You could also use something like this:

$view = views_get_view('view_name');
$view->set_display('block_display_name'); 
$view->set_arguments(array($arg1, $arg2)); //only if you need arguments
$view->execute();
foreach($view->result as $res) {
  // extra stuff here
}
2
  • what should be put in $view->set_display('');? Is that the name of the display as it appears in the url when editing?
    – flickerfly
    Commented Oct 8, 2013 at 2:33
  • yes, that's what you need to put there.
    – Stefan
    Commented Oct 13, 2013 at 11:35
2

You can create a small module implementing hook_block() to create a block and as Stefan said you can then load and manipulate the view, and then call new views with arguments inside.

You create a first view that list the terms and a second that list the content based on the term.

function mymodule_block($op = 'list', $delta = 0, $edit = array()) {
  switch($op) {
    case 'list':
      $blocks = array();
      $blocks['myblock'] = array(
        'info' => 'My block administrative title',
        // other options
      );
      return $blocks;
    break;
    case 'view':
      $view = views_get_view('my_view_name'); // view id
      $view->set_display('block_1'); // select display name
      $view->set_arguments(array($arg1, $arg2)); // used to pass arguments to the view
      $view->execute(); // execute the view
      foreach($view->result as $res) { // you go through each of the view result (default to 10)
        // print your term, and load the second view and pass the term as argument, then execute the view.
      }
      return array(
        'subject' => 'Block title', // Block title
        'content' => $content // Your block content. 
      );
    break;
  }
}

Hope it will help!

2
  • Only one note here.
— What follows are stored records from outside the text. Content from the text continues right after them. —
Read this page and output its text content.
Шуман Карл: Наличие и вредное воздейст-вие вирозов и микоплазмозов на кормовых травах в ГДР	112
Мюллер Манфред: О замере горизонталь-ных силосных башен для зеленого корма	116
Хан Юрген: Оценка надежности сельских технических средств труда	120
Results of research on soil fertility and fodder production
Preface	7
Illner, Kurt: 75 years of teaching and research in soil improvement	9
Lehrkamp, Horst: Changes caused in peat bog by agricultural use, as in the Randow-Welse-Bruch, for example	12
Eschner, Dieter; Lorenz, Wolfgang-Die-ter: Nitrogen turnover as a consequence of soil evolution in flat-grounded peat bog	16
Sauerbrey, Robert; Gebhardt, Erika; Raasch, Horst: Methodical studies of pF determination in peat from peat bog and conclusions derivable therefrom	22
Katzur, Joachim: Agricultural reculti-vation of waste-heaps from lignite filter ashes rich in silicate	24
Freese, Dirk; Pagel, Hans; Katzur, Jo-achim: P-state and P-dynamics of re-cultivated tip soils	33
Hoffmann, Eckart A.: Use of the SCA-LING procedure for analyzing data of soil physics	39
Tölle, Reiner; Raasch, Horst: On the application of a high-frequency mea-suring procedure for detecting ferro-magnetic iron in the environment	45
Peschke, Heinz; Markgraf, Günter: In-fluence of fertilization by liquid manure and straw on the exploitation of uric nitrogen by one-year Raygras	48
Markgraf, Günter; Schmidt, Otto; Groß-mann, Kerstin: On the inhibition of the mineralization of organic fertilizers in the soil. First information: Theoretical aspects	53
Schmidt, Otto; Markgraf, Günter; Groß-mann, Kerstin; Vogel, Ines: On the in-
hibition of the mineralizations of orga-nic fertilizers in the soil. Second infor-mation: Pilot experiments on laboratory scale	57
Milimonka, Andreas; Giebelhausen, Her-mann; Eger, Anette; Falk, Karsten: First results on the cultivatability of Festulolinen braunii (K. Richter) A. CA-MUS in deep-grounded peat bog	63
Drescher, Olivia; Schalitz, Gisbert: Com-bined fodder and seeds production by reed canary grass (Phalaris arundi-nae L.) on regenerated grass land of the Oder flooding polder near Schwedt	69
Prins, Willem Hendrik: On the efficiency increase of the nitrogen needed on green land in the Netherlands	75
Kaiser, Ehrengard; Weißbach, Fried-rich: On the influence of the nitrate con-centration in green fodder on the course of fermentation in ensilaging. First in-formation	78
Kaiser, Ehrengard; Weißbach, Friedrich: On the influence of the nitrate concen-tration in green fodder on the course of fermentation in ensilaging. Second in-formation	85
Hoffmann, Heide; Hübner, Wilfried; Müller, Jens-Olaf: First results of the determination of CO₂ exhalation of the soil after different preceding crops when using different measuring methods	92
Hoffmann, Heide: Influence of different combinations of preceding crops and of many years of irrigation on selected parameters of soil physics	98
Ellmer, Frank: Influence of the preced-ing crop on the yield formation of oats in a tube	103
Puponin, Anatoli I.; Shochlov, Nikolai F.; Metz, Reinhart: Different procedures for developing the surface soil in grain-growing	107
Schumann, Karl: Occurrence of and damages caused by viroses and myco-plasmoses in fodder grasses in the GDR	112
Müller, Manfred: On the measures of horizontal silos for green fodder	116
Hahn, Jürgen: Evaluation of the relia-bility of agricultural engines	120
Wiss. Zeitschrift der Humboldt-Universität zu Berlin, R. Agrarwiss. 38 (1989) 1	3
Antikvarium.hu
In Drupal 7 you need to use 2 different hooks for blocks: hook_block_info() and hook_block_view()
    – Stefan
    Commented Oct 14, 2011 at 13:43
  • Could someone provide an example of this in Drupal 7?
    – flickerfly
    Commented Oct 8, 2013 at 1:28
2

Have you considered using a template file such as views-view-unformatted.tpl.php and do the login in there or possibly use a preprocess function?